Learnable and Instance-Robust Predictions for Online Matching, Flows and Load Balancing

TL;DR

This paper introduces a framework for augmenting online algorithms with learnable and robust predictions, ensuring efficiency, robustness to input changes, and improved performance in network flow and load balancing problems.

Contribution

It develops a formal model for learnable and instance-robust predictions and applies it to online matching, flows, and load balancing, demonstrating their effectiveness.

Findings

High-quality predictions can be learned from limited data.

Predictions degrade smoothly with input changes, maintaining performance.

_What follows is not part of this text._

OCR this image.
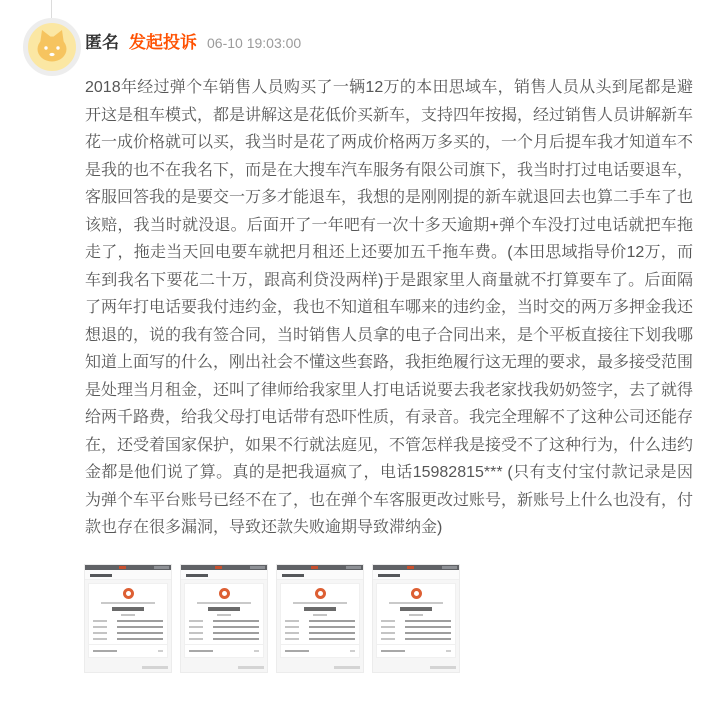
匿名 发起投诉 06-10 19:03:00
2018年经过弹个车销售人员购买了一辆12万的本田思域车，销售人员从头到尾都是避开这是租车模式，都是讲解这是花低价买新车，支持四年按揭，经过销售人员讲解新车花一成价格就可以买，我当时是花了两成价格两万多买的，一个月后提车我才知道车不是我的也不在我名下，而是在大搜车汽车服务有限公司旗下，我当时打过电话要退车，客服回答我的是要交一万多才能退车，我想的是刚刚提的新车就退回去也算二手车了也该赔，我当时就没退。后面开了一年吧有一次十多天逾期+弹个车没打过电话就把车拖走了，拖走当天回电要车就把月租还上还要加五千拖车费。(本田思域指导价12万，而车到我名下要花二十万，跟高利贷没两样)于是跟家里人商量就不打算要车了。后面隔了两年打电话要我付违约金，我也不知道租车哪来的违约金，当时交的两万多押金我还想退的，说的我有签合同，当时销售人员拿的电子合同出来，是个平板直接往下划我哪知道上面写的什么，刚出社会不懂这些套路，我拒绝履行这无理的要求，最多接受范围是处理当月租金，还叫了律师给我家里人打电话说要去我老家找我奶奶签字，去了就得给两千路费，给我父母打电话带有恐吓性质，有录音。我完全理解不了这种公司还能存在，还受着国家保护，如果不行就法庭见，不管怎样我是接受不了这种行为，什么违约金都是他们说了算。真的是把我逼疯了，电话15982815*** (只有支付宝付款记录是因为弹个车平台账号已经不在了，也在弹个车客服更改过账号，新账号上什么也没有，付款也存在很多漏洞，导致还款失败逾期导致滞纳金)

Algorithms outperform worst-case bounds with robust, learned predictions.

Abstract

We propose a new model for augmenting algorithms with predictions by requiring that they are formally learnable and instance robust. Learnability ensures that predictions can be efficiently constructed from a reasonable amount of past data. Instance robustness ensures that the prediction is robust to modest changes in the problem input, where the measure of the change may be problem specific. Instance robustness insists on a smooth degradation in performance as a function of the change. Ideally, the performance is never worse than worst-case bounds. This also allows predictions to be objectively compared. We design online algorithms with predictions for a network flow allocation problem and restricted assignment makespan minimization. For both problems, two key properties are established: high quality predictions can be learned from a small sample of prior instances and these predictions are robust to errors that smoothly degrade as the underlying problem instance changes.